I keep hearing repeatedly on this forum "if I don't get a raise soon I'm gone, or if they don't make it a fair playing field for all the pilots I'm out of here". Do the Math on the fleet numbers. They will have to many pilots after the summer flying. They even said in the conference call by early next year down to 38 +81 airframes (1200 pilots, we have around 1900 right now). You can't tell me those 38 200's are even a safe number. They want this company to eventually be a CRJ900 operation.
The LOA 50 was designed to make sure captains (go to NYC vs displacing to FO to avoid commute to NYC). They want to make sure displaced CR2 captains going to LGA/JFK are seniority order displaced 200 captains that only need differences (3week footprint) training vs initial upgrades who need the full course (2month footprint) for the rapid expansion in NYC.
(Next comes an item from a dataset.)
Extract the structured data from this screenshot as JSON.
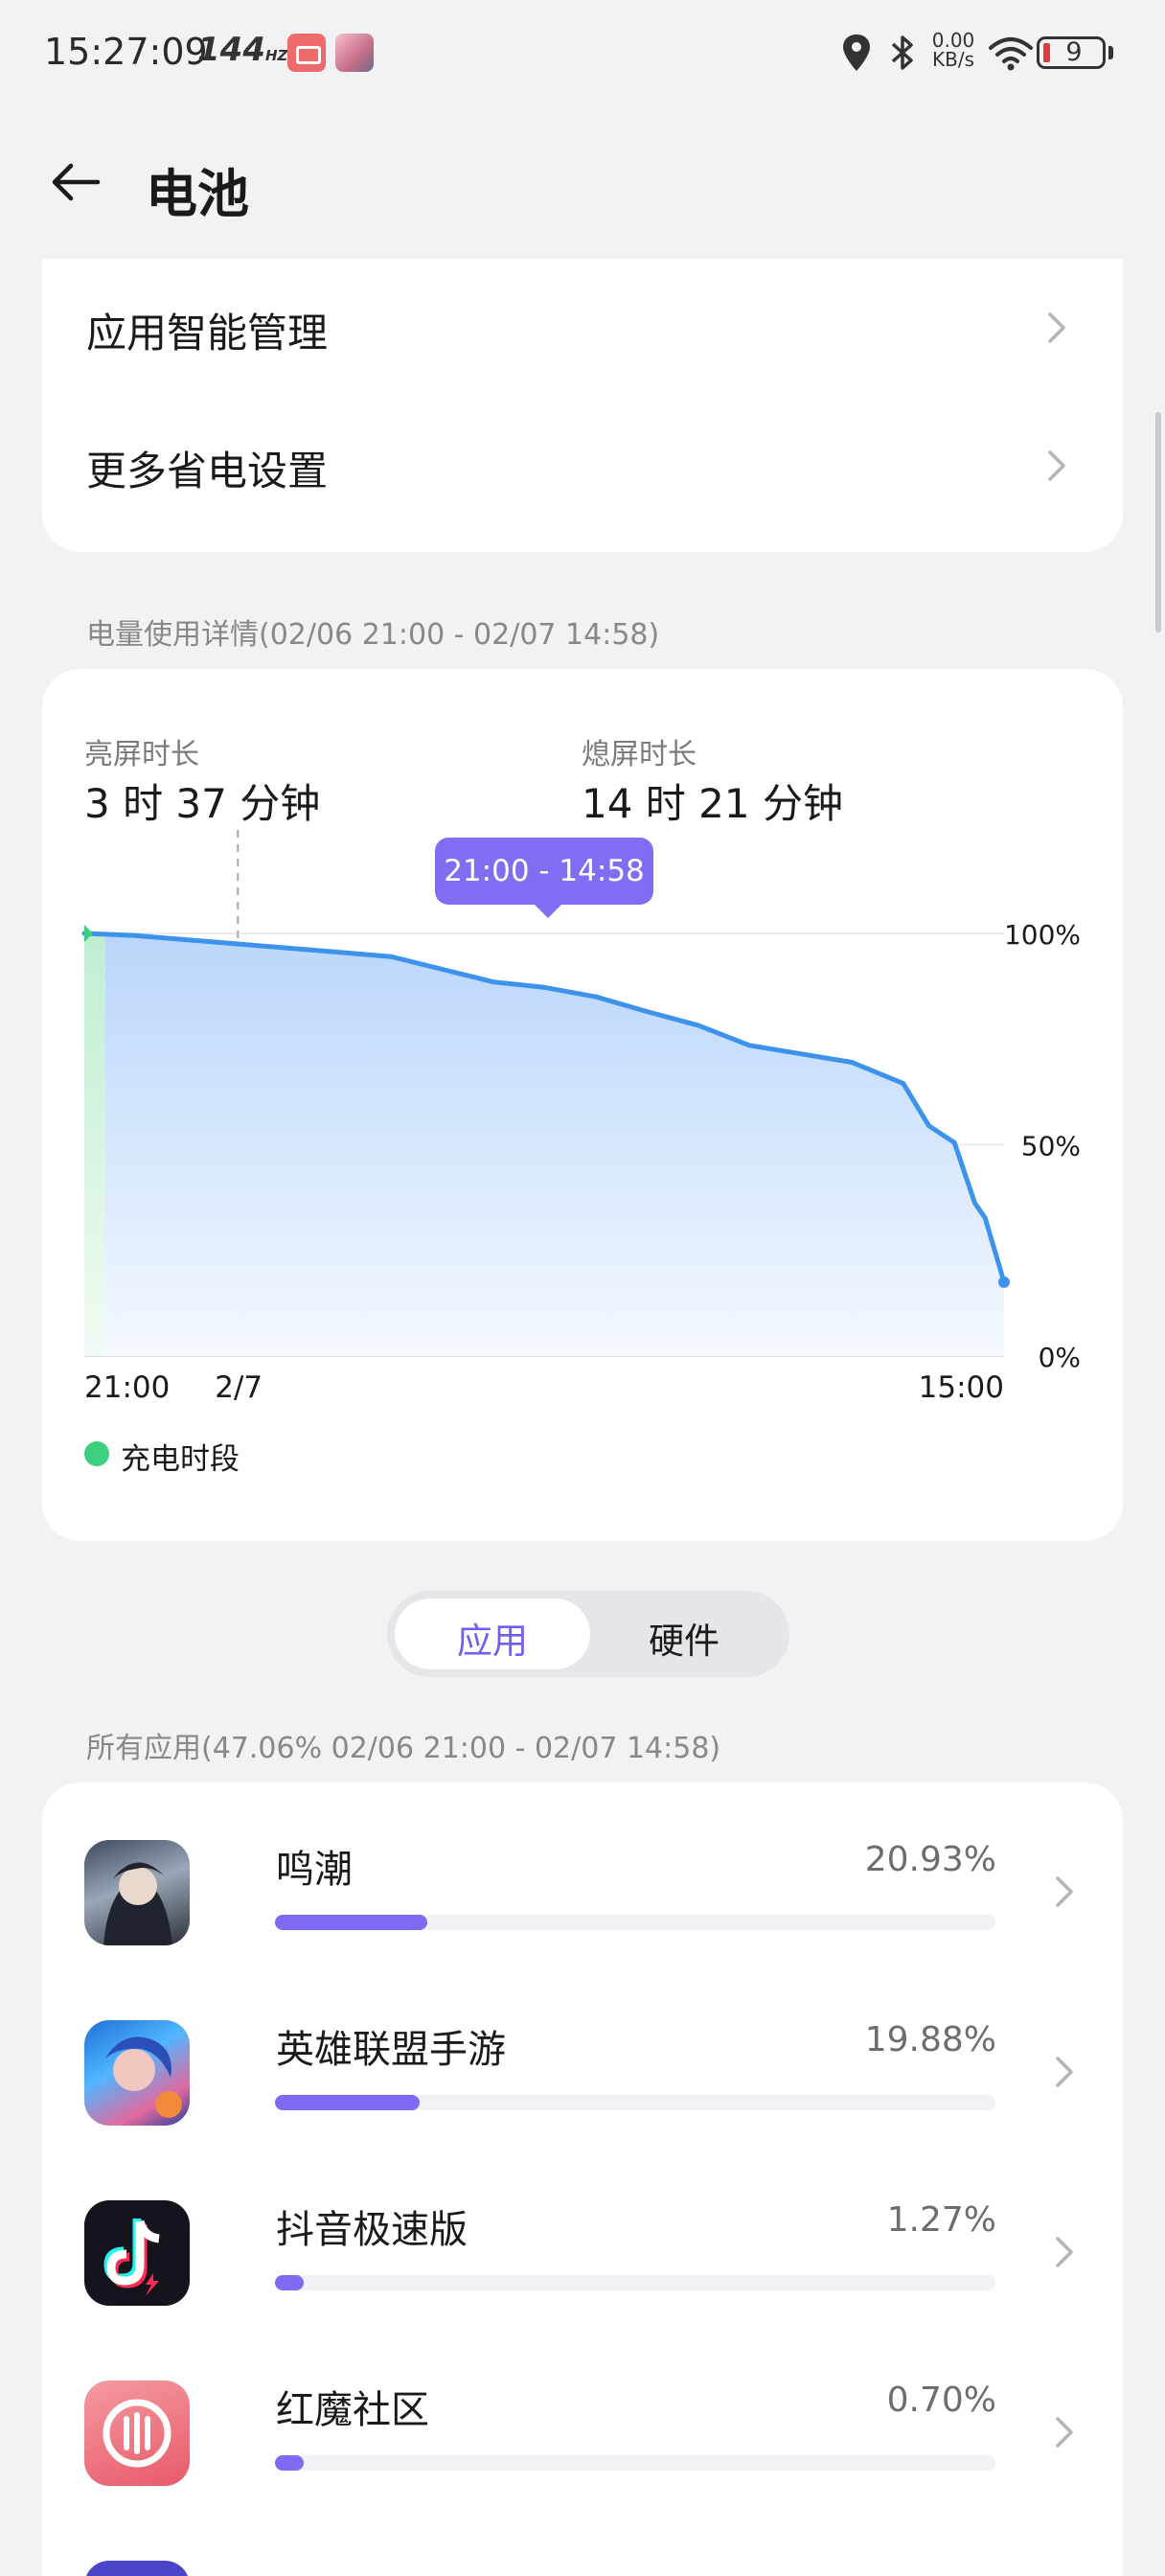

After that it's designed to make sure they have first officers to staff the LGA/JFK 900 operation as the company shrinks down and parks the CR2.
And unfortunately and rightfully so it has upset all the first officers to the point that a lot are going to quit. Which based on projected fleet numbers I feel they want more guys quitting. They don't care about staffing the 200. If to many quit they will just park the rest of the 200's. With this LOA they will have plenty of guys sticking around to fly the right seat of the 900 for $70-$85hr.
I'm speculating once again. Hope I'm wrong.
I can agree with this speculation. Although I think you missed a major point about FO's "quitting". You see, an employer would be subject to paying massive unemployment insurance premiums if they had to furlough all the pilots. If the pilots quit...then the company would not be subject to these increased premiums. Saving the company tons of money.
If their goal is to park all 200's, the cheapest course of action is to make life miserable to have FO's quit and the rate they need. Then train CA's in differences training and cash in the savings as they expand their NYC operations.
Brilliant way to reduce your workforce, profit and expand operations. I don't think there is a way to battle this. They win either way...if they hire = cheap labor...if they shrink = cheap reduction.